A Europa das boas intenções carregadas de má-fé - TVI

A Europa das boas intenções carregadas de má-fé

    André Carvalho Ramos
  • 8 mar 2023, 13:15

Há meses que refugiados de nacionalidades não-ucranianas se juntavam em todos os cantos de Bruxelas. Conheci um grupo de cinquenta afegãos em dezembro. Estavam acampados em cima de uma ponte do canal que corre em frente ao Petit Chateaux, o edifício da Fedasil, o organismo público responsável pelo acolhimento de refugiados no país. As tendas estavam molhadas e o vento que corria por cima e por baixo da ponte fez-me questionar, afinal, porque escolheram um local tão desprotegido que tornava as noites ainda mais agrestes. Explicaram-me que era o único sítio de onde ainda não tinham sido expulsos. Começaram por fixar-se numa lateral do edifício da Fedasil, mas foram enxotados; depois escolheram a rua oposta, mas os residentes do prédio paredes-meias não queriam ter um campo de refugiados improvisado à porta de casa. Por fim, acabaram expurgados para a ponte sobre o canal porque era a fronteira entre duas freguesias e nenhuma sabia bem o que fazer com eles: metade parecia estar sob responsabilidade de um autarca e outra metade sob a responsabilidade de outro: uma verdadeira fronteira.

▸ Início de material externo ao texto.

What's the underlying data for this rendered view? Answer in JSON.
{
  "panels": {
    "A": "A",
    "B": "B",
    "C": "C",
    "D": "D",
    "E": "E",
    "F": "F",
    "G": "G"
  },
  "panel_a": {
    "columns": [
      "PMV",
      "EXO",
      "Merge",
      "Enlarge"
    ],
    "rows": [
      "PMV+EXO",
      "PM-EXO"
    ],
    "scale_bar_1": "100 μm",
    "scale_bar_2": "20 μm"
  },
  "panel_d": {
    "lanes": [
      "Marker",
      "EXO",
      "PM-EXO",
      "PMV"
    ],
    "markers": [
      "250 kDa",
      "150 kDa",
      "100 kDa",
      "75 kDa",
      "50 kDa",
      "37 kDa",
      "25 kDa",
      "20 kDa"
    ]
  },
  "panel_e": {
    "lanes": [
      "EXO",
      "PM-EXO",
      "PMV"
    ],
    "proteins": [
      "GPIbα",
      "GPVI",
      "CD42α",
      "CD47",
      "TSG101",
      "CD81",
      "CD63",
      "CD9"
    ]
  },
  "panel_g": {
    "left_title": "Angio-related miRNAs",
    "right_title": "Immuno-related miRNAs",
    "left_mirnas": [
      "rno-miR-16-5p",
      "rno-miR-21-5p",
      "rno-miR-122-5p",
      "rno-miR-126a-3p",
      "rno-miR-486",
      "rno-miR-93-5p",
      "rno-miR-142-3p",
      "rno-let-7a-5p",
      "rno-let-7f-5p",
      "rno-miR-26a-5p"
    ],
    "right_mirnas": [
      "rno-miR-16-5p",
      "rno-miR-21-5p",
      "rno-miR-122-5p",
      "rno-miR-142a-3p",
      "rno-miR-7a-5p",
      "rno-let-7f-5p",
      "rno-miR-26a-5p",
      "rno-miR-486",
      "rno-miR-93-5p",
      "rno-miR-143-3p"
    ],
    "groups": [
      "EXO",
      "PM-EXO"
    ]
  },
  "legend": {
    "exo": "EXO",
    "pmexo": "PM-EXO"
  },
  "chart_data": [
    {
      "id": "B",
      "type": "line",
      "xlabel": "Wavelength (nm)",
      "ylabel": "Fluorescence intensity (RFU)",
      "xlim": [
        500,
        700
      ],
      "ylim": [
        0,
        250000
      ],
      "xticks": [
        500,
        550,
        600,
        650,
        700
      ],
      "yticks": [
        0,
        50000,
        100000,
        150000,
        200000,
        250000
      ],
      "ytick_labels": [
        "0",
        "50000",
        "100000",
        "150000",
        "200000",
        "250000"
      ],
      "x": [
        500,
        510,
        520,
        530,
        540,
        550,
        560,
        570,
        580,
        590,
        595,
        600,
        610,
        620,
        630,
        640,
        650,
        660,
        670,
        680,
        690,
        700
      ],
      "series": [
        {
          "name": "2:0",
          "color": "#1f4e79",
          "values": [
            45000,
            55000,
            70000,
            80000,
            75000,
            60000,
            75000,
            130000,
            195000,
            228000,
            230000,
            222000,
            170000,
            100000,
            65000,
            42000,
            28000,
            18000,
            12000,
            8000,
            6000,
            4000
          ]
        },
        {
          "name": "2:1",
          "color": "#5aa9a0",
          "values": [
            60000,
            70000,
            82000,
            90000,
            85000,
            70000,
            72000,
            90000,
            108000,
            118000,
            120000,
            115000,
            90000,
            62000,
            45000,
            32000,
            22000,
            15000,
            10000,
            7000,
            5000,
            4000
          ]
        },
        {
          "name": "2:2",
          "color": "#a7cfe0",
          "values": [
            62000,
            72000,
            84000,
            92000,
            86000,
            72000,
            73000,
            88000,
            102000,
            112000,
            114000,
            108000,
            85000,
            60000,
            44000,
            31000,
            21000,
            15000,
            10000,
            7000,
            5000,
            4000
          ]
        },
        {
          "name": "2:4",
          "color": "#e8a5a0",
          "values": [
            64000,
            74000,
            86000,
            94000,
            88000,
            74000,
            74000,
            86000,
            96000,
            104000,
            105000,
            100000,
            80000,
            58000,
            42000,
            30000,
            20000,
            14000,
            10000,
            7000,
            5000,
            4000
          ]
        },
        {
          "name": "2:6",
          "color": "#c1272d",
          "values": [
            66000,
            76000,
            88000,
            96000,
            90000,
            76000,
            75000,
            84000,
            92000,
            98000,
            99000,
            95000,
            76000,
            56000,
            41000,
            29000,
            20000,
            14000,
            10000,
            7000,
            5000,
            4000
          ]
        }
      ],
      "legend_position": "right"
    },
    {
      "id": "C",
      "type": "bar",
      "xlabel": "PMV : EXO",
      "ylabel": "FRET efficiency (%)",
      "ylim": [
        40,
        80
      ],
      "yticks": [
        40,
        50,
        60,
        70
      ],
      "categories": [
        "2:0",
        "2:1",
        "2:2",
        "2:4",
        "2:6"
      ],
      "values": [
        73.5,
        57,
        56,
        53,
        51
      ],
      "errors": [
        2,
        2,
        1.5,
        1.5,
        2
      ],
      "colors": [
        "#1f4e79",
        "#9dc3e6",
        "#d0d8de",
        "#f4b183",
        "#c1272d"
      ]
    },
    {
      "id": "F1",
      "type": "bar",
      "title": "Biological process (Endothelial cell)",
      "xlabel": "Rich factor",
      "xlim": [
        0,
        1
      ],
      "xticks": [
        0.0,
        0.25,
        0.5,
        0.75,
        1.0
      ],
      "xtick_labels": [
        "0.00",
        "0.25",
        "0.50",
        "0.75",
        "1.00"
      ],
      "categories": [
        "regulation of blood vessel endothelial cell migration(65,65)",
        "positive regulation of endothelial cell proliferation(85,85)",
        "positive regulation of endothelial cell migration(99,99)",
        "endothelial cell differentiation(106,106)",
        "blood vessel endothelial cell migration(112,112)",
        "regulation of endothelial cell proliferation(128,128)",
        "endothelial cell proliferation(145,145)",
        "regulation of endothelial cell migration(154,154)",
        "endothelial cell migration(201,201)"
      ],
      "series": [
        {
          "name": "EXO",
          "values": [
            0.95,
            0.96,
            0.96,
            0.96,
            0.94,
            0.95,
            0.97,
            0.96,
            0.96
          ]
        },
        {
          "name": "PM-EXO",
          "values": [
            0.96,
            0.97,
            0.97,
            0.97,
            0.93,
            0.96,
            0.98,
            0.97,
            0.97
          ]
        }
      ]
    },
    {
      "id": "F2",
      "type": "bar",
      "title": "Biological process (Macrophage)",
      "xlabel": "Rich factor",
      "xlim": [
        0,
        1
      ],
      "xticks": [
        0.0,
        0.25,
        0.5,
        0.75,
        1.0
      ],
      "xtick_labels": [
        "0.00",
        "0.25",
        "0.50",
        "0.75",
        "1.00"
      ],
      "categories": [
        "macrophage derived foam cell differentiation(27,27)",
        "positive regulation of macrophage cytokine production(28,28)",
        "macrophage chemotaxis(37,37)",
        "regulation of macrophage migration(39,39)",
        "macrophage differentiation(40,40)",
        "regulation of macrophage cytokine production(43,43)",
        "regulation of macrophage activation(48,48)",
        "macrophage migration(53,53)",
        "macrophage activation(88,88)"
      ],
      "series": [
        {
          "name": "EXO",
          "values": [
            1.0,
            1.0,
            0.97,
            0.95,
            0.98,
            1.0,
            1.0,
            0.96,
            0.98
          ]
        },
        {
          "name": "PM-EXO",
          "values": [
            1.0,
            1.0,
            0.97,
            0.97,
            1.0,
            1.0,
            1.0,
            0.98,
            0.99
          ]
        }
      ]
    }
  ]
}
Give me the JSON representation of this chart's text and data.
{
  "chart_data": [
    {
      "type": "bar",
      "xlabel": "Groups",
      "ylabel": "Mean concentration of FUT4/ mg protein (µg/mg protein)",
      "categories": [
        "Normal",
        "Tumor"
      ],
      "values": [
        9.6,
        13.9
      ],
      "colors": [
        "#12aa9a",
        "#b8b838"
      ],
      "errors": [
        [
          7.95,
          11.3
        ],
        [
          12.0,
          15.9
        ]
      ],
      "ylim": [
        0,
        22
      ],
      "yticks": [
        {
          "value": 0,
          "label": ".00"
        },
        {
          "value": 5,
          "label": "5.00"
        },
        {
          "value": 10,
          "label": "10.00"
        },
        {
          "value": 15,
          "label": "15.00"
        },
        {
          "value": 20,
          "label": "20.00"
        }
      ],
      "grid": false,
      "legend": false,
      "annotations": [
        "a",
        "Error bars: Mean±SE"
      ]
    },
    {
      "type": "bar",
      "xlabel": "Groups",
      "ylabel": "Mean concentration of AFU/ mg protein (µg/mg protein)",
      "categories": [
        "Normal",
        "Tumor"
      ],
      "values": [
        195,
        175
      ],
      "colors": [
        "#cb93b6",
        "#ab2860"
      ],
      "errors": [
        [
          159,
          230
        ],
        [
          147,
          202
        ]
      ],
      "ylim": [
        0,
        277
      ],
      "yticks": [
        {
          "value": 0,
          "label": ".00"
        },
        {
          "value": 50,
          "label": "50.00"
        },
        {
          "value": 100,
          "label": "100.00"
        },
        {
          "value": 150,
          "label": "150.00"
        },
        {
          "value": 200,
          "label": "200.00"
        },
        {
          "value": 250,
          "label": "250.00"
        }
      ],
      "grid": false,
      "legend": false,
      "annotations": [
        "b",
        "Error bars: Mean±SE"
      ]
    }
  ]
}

Eram todos homens, jovens, não mais de 40 anos. Tinham trabalhado em missões da NATO e com o exército belga no Afeganistão. Fugiram do país após a tomada do poder pelos Taliban. Nenhum teve a sorte de ser abrangido pela missão humanitária que resgatou milhares de pessoas pelo mal-afamado aeroporto de Cabul em agosto de 2021. Fizeram então caminho por terra cruzando todas as fronteiras até chegar ao coração da Europa. Todas as expectativas foram frustradas. O serviço de estrangeiros recolheu os pedidos de proteção internacional, mas, alegando incapacidade para garantir-lhes o que deles é por direito - um abrigo - a mensagem afixada nos balcões era clara: “serão encaminhados à saída”. A única solução para quase 3 mil pessoas na Bélgica era aguardar indefinidamente na rua. Já tinha visto cenários semelhantes em Atenas, por exemplo, em 2016, no pico da vaga migratória no mar Egeu. O que não esperava era que, tantos anos depois, as lições aprendidas tivessem levado a lado algum.

O que é certo é que em menos de 48 horas, depois de estes casos terem sido denunciados no documentário A Última Fronteira, um original da CNN Portugal, houve uma solução: aparentemente. Cedo, camiões da autarquia começaram a arrancar as tendas com tudo o que lá estava dentro. De cinquenta, em dezembro, eram já duzentos refugiados em março. A ordem era acolhê-los em centros de responsabilidade local e do governo nacional. Porém, uma vez mais, de forma brusca e fria, não houve qualquer pré-aviso. Cerca de 40 pessoas não estavam no local e o futuro desses é incerto: por azar não foram abrangidos e continuarão na rua. Esse não pode ser o critério. As roupas e cobertores doados pela solidariedade da sociedade civil foram todos para o lixo. Organizações não-governamentais como a Serve The City tentaram negociar, mas em vão. Nathan Torrini, um dos voluntários, conta-me como milhares de euros foram deitados fora e como não conseguiram negociar com as autoridades. Queriam recolher os mantimentos, mas isso foi impossível. Aquilo que foi parar a aterro serviria para ajudar quem ainda está na rua: e são ainda milhares.

Mais uma vez, aquilo que poderia ser uma boa intenção - recolher estas pessoas a um abrigo, como determina a lei internacional - revelou a má-fé de um Estado europeu. A Bélgica já tinha sido arrasada pelo Tribunal Europeu de Direitos Humanos por não cumprir a obrigação de garantir as condições mínimas para estas pessoas e, aparentemente, a desumanização destes processos continua a ser a política-comum. Estes cerca de duzentos refugiados, pelo menos, terão um lugar quente para passar as próximas noites e é agora que começa um novo capítulo: anos de espera até ao reconhecimento do estatuto de refugiado ou equivalente. A ponte sobre o canal está vazia, mas nos cantos de Bruxelas 2 300 continuam sem-abrigo. Hoje nevou na cidade.